On Sep 27, 2009, at 8:18 AM, julius wrote:
I have to take Alain’s side in this… respecting his use of the
word “hate” which I understood to be a visceral reaction to the
picture which in me inspired a “wow” and a “hey come take a look at
this!!!” shouted to my beloved in the next room. I can well
understand how such a swirling dynamic mass could engender extreme
reaction not least because of the noise wrought by the huge gray
letters of the copyright notice/ watermark in the background. I
think that the use of the word “hated” in the second sentence was
by contrast a well measured expression of intense dislike.
Well, I am glad that at least some one got it exactly as I meant it.

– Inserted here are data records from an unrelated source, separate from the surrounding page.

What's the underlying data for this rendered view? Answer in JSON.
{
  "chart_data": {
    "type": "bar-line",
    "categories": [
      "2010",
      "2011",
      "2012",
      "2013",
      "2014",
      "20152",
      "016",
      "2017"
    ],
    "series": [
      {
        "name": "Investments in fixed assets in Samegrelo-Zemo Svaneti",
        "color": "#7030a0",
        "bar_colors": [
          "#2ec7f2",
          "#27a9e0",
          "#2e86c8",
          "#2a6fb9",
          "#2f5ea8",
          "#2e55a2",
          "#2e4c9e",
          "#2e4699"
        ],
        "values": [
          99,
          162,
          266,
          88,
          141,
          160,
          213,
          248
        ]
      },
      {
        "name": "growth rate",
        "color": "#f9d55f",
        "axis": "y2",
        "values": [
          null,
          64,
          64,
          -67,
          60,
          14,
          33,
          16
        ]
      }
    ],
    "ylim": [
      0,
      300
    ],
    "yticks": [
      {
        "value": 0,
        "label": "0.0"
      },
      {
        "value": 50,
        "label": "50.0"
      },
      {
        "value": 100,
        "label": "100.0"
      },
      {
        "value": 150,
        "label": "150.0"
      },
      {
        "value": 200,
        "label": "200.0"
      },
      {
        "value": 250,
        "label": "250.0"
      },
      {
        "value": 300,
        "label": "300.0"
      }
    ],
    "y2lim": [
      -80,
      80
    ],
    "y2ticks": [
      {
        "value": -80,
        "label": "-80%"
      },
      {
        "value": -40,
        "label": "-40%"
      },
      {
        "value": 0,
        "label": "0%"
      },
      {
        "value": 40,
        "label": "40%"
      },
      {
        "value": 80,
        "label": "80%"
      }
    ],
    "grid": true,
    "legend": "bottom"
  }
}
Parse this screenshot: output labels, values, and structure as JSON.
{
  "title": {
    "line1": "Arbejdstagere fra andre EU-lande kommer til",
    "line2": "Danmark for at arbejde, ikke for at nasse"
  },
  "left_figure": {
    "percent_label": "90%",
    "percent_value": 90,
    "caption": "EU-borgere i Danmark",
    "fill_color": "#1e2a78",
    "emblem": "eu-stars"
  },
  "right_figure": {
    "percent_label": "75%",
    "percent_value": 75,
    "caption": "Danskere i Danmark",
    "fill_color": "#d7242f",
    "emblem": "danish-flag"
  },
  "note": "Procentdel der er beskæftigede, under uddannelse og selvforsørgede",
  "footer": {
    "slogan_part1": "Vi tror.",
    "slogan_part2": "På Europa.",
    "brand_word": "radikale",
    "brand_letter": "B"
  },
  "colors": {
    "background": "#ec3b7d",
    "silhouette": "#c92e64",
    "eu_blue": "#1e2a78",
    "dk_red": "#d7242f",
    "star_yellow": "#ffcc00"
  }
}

To tell the truth, for over fifty years, my mathematician wife has
been telling me that I should refrain from making jokes as they
usually turn out to be either very bad or, occasionally, lethal. But
what would be life if one couldn’t take a chance once in a while?
By the way, let me specify, as solemnly as I possibly can, that my
reaction was not to the “swirling dynamic mass” but due to the
aversion to art forms appearing one frequenty acquires after one has
passed one’s prime.
And, in a later post, when I wrote that I could never use it, it was
simply because it would conflict with the map that was imprinted in
my brain over sixty years ago.
Speaking of putting copyright notices on pictures one shows on the
web I decided a long time ago not to bother. Some people have used
them on their own websites. Since they were fans and linked back I
was flattered and it’s good for rankings. I’ve even had people rip
them off me to use in advertising their own figure drawing schools
and on top of it hotlinked to the pictures, i.e. stole my bandwidth
as well! Again however because these sites had a good google
ranking it increased my ranking as well so I thought not to make a
fuss . However, I know that the worldwidepanorama people
The World Wide Panorama
had a problem with a german museum which ripped off their images
wholesale for use in one of their exhibitions without so much as a
by your leave or attribution or anything. This caused the
photographers a lot of unnecessary effort and cash in defending
themselves. Thus I can well understand why one might wish to
plaster copyright notices all over one’s work so as to deter people
from stealing it in the first place. Problem of course is that the
image never looks as good with it as without it.
But there have to be intermediate ways.
Possibly, as with trial software, the image could include a watermark
that appears only after a set time. Or, perhaps, the appearance of
the watermark could be made to be remote-controllable. I also seem to
remember having occasionally encountered images that I was not able
to download, Or, there might be a way to let people use them on their
own website but not print on paper.
More simply, rather than a watermark, why not incorporate in the
image, in the margin or, say, in a corner, a few words to identify
the image or even a url? Moreover, it could probably be coded in such
a way as to require some work to remove—as opposed to just cropped
away, which would then prove intent were it indeed removed.